Just because a stock provides a positive contribution to the indicator doesn’t mean that it’s in a healthy uptrend as one may believe based on the reading the breadth gauge is showing. In fact, some notable investors say the weekly A/D information is the first data point they look for to help gauge market sentiment. If you have to calculate the indicator, we recommend that you do it after the market has closed.

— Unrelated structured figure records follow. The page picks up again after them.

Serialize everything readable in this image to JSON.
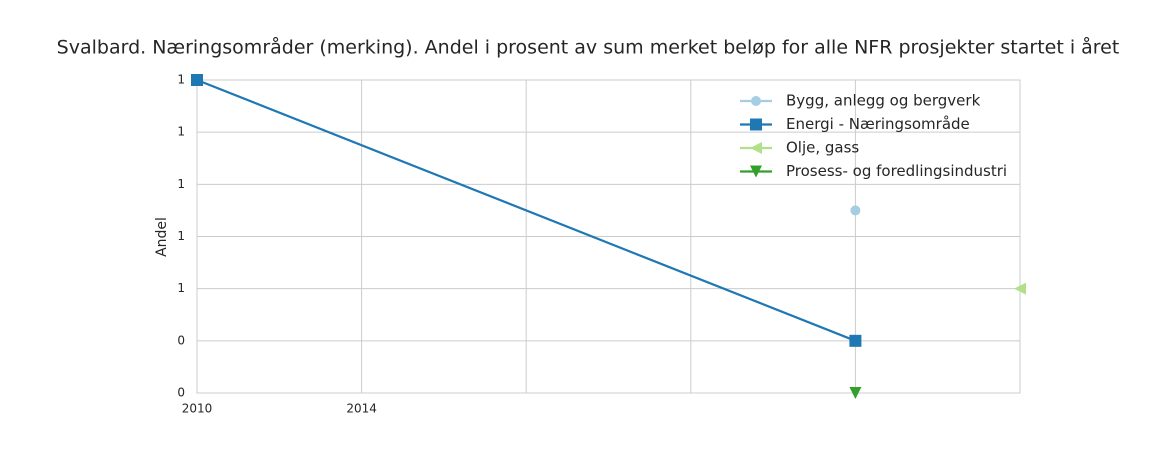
{
  "chart_data": {
    "type": "line",
    "title": "Svalbard. Næringsområder (merking). Andel i prosent av sum merket beløp for alle NFR prosjekter startet i året",
    "y_label": "Andel",
    "categories": [
      "2010",
      "2014",
      null,
      null,
      null,
      null
    ],
    "series": [
      {
        "name": "Bygg, anlegg og bergverk",
        "color": "#a6cee3",
        "marker": "circle",
        "values": [
          null,
          null,
          null,
          null,
          0.9,
          null
        ]
      },
      {
        "name": "Energi - Næringsområde",
        "color": "#1f78b4",
        "marker": "square",
        "values": [
          1.4,
          null,
          null,
          null,
          0.4,
          null
        ]
      },
      {
        "name": "Olje, gass",
        "color": "#b2df8a",
        "marker": "triangle-left",
        "values": [
          null,
          null,
          null,
          null,
          null,
          0.6
        ]
      },
      {
        "name": "Prosess- og foredlingsindustri",
        "color": "#33a02c",
        "marker": "triangle-down",
        "values": [
          null,
          null,
          null,
          null,
          0.2,
          null
        ]
      }
    ],
    "ylim": [
      0.2,
      1.4
    ],
    "yticks": [
      {
        "value": 0.2,
        "label": "0"
      },
      {
        "value": 0.4,
        "label": "0"
      },
      {
        "value": 0.6,
        "label": "1"
      },
      {
        "value": 0.8,
        "label": "1"
      },
      {
        "value": 1.0,
        "label": "1"
      },
      {
        "value": 1.2,
        "label": "1"
      },
      {
        "value": 1.4,
        "label": "1"
      }
    ],
    "grid": true,
    "legend": "upper right"
  }
}
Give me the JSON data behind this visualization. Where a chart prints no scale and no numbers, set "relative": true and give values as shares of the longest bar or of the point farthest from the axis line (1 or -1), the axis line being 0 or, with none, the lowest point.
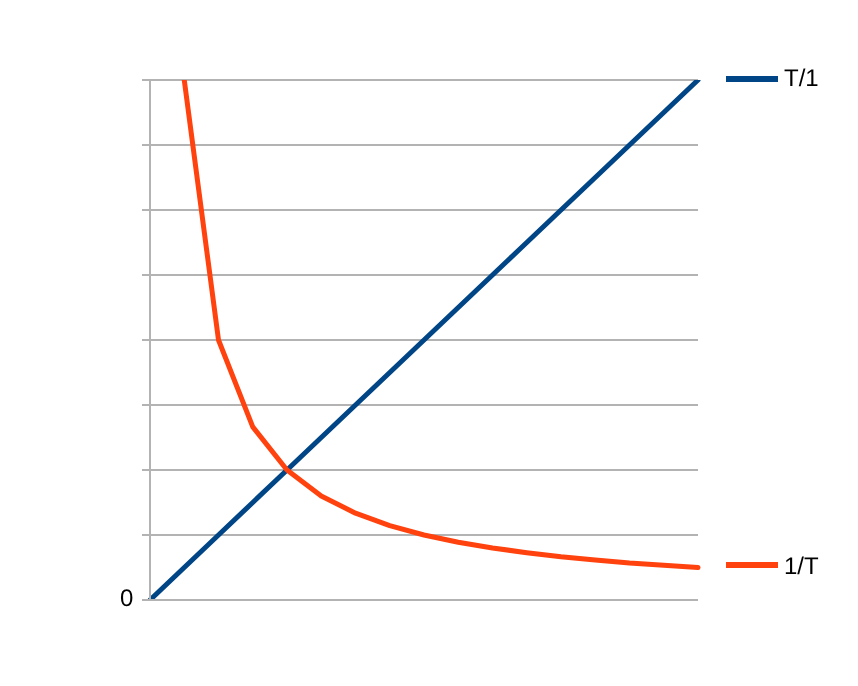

This means fewer stocks are declining and the decline in the index may be nearing an end. The AD Line measures the degree of participation in an advance or a decline. An AD Line that rises and records new highs along with the underlying index shows strong participation that is bullish. An AD Line that fails to keep pace with the underlying index and confirm new highs shows narrowing participation. Market strength is undermined when fewer stocks participate in an advance.
Applying the Advance-Decline Line in SharpCharts
The A/D line won’t always provide accurate readings in regards to NASDAQ stocks. This is because the NASDAQ frequently lists small speculative companies, many of which eventually fail or get delisted. While the stocks get delisted on the exchange, they remain in the prior calculated values of the A/D line. This then affects future calculations which are added to the cumulative prior value. Because of this, the A/D line will sometimes fall for extended periods of time, even while NASDAQ-related indexes are rising. It’s my belief that the use of multiple pieces of data is important in applying analysis to a market and specifically to the evaluation of trend participation.
Advance–decline numbers can be also used in your daily observations of the trades to determine whether a particular trend is a false or a spot. The A/D line may also provide conflicting signals sometimes, even though the trend within the stock index remains strong. Or the A/D line may strongly trend, but the stock index direction doesn’t follow suit as expected. However, you can use technical tools such as the A/D line to give you a general sense of the current market environment. Such negative divergence has occurred at major market turning points such as the end of the Roaring ‘20s bull market and during 1972 at the height of the Nifty Fifty market.
Technical Analysis 101: The Advance/Decline Line
The actual value of the AD Line depends on the starting point for the calculation. Since it has to start somewhere, the first calculation for the AD Line is simply Net Advances for one period. Subsequent values are calculated using the AD Line value for the previous period’s value plus Net Advances for the current period. The example above shows the AD Line calculation for 25 days beginning on April 15, 2010. The second value is lower because Net Advances for April 16th was negative (-1899).
- The NYSE Composite moved to new highs in July, but the AD Line peaked at the beginning of June.
- This means that the bigger the company the more impact they have on the index’s movement.
- To produce a chart of percent changes between symbols, check the Percent Change box.
- The first benefit is that it gives you an indication of the market conditions in the stock market.
The Advance-Decline Line (AD Line) is a breadth indicator based on Net Advances, which is the number of advancing stocks less the number of declining stocks. Net Advances is positive when advances exceed declines and negative when declines exceed advances. The AD Line is a cumulative measure of Net Advances, rising when it is positive and falling when it is negative. Chartists can use Net Advances to plot the AD Line for the index and compare it to the performance of the actual index.
If at the end of the last trading day, 300 stocks were up (advance) and 200 were down (decline), 100 would be added to the advance/decline index value, pushing it to 1935. The goal is to look for divergences between an index and its underlying components. Typically, a healthy market will display broad participation when the majority of an index’s constituents are participating.
Simply put, the A/D Line is perhaps the best way to gauge the market’s overall health. It’s typically used for an entire index, like the NYSE, Dow Jones Industrial Average, S&P 500, and NASDAQ. In fact, in a period when the asset has been trending for a long time, the indicator is just a long line. On the other hand, the cons of the indicator are that it is mostly useful when you are trading indices. Also, unlike other indicators, it does not give a clear picture of what will happen in the future.